With the first day of school about four weeks away, the Lawrence district's bus service is hunting for bus drivers.
Finding good candidates for a job with unusual part-time hours, moderate wages and a lot of responsibility is a perpetual challenge, said Wayne Zachary, head of driver development and safety for Laidlaw Education Services, the company that provides transportation for the school district.
And accidents, such as the May crash in Liberty, Mo. that killed two people, don't help increase the allure of bus driving. That crash involved a school bus carrying 53 children.
Such accidents make some drivers pause.
"I think it gives them a second thought," Zachary said.
The company needs nine drivers, but will take more if there are additional applicants.
"This is a normal trend," he said.
The company recently started advertising its openings in the media, on its answering service and on fliers it distributes in public places. Even if it doesn't get any additional drivers, students can expect to see buses ready to pick them up on the first day of school, Zachary said. The company's office and mechanical staff are qualified to drive. And routes can be combined if necessary.
"We make it work," he said.
Popular misconceptions about bus drivers are part of the struggle in finding new hires, Zachary said.
Some people imagine the students are little terrors who are loud and disruptive. But, actually, Lawrence kids are pretty good most of the time, Zachary said.
And the hours can be difficult for some. Bus drivers typically work two hours in the morning and two hours in the afternoon.

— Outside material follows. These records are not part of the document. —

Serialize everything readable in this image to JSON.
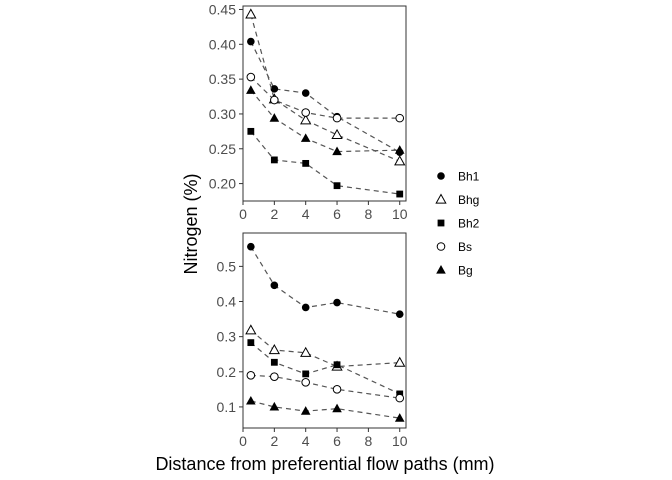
{
  "xlabel": "Distance from preferential flow paths (mm)",
  "ylabel": "Nitrogen (%)",
  "legend": {
    "placement": "right",
    "items": [
      {
        "label": "Bh1",
        "shape": "filled-circle"
      },
      {
        "label": "Bhg",
        "shape": "open-triangle"
      },
      {
        "label": "Bh2",
        "shape": "filled-square"
      },
      {
        "label": "Bs",
        "shape": "open-circle"
      },
      {
        "label": "Bg",
        "shape": "filled-triangle"
      }
    ]
  },
  "chart_data": [
    {
      "type": "scatter",
      "panel": "top",
      "title": "",
      "x": [
        0.5,
        2,
        4,
        6,
        10
      ],
      "xlim": [
        0,
        10.4
      ],
      "ylim": [
        0.175,
        0.455
      ],
      "xticks": [
        "0",
        "2",
        "4",
        "6",
        "8",
        "10"
      ],
      "yticks": [
        "0.20",
        "0.25",
        "0.30",
        "0.35",
        "0.40",
        "0.45"
      ],
      "grid": false,
      "line_style": "dashed",
      "series": [
        {
          "name": "Bh1",
          "shape": "filled-circle",
          "values": [
            0.404,
            0.336,
            0.33,
            0.296,
            0.245
          ]
        },
        {
          "name": "Bhg",
          "shape": "open-triangle",
          "values": [
            0.443,
            0.321,
            0.291,
            0.27,
            0.232
          ]
        },
        {
          "name": "Bh2",
          "shape": "filled-square",
          "values": [
            0.275,
            0.234,
            0.229,
            0.197,
            0.185
          ]
        },
        {
          "name": "Bs",
          "shape": "open-circle",
          "values": [
            0.353,
            0.32,
            0.302,
            0.294,
            0.294
          ]
        },
        {
          "name": "Bg",
          "shape": "filled-triangle",
          "values": [
            0.334,
            0.294,
            0.265,
            0.246,
            0.248
          ]
        }
      ]
    },
    {
      "type": "scatter",
      "panel": "bottom",
      "title": "",
      "x": [
        0.5,
        2,
        4,
        6,
        10
      ],
      "xlim": [
        0,
        10.4
      ],
      "ylim": [
        0.04,
        0.595
      ],
      "xticks": [
        "0",
        "2",
        "4",
        "6",
        "8",
        "10"
      ],
      "yticks": [
        "0.1",
        "0.2",
        "0.3",
        "0.4",
        "0.5"
      ],
      "grid": false,
      "line_style": "dashed",
      "series": [
        {
          "name": "Bh1",
          "shape": "filled-circle",
          "values": [
            0.556,
            0.446,
            0.383,
            0.397,
            0.364
          ]
        },
        {
          "name": "Bhg",
          "shape": "open-triangle",
          "values": [
            0.318,
            0.262,
            0.254,
            0.215,
            0.226
          ]
        },
        {
          "name": "Bh2",
          "shape": "filled-square",
          "values": [
            0.283,
            0.227,
            0.194,
            0.22,
            0.137
          ]
        },
        {
          "name": "Bs",
          "shape": "open-circle",
          "values": [
            0.19,
            0.186,
            0.17,
            0.15,
            0.125
          ]
        },
        {
          "name": "Bg",
          "shape": "filled-triangle",
          "values": [
            0.117,
            0.1,
            0.088,
            0.095,
            0.068
          ]
        }
      ]
    }
  ]
}
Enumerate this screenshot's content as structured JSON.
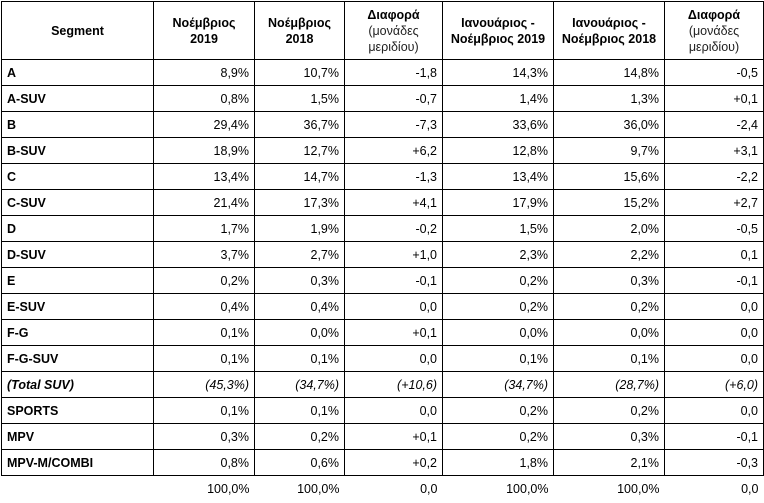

They earn between $10 and $12.75 per hour, and get eight paid holidays.
To qualify for the job, a bus driver must:
¢ pass a Department of Transportation physical;
¢ have a good driving record;
¢ pass criminal background checks;
¢ pass written and driving tests for a commercial driver's license.
"It's a serious job," Zachary said. "We have people who don't make the cut."
But there are rewards. June Hagenbuch drove a bus in the Lawrence district for 30 years before retiring this year.
"I highly recommend the bus-driving job," she said.
She could fill a book with all her memories.
"I'm a gray-haired kid myself," she said. "I've been lots of places in a school bus that I've never been privately."
Hagenbuch drove a bus to the Pan American Games in Indianapolis in the 1980s. And about 10 years ago, she drove a charter for local kids who went on a trip to the Colorado Rockies.
"I'll never forget it," she said. "I got to go water rafting with the kids one day. That's something this old gray-haired lady always wanted to do, but never got around to."
The kids asked her if she wanted to go rappelling, but she declined. She was the only driver, she said, and someone needed to bring the kids home safe.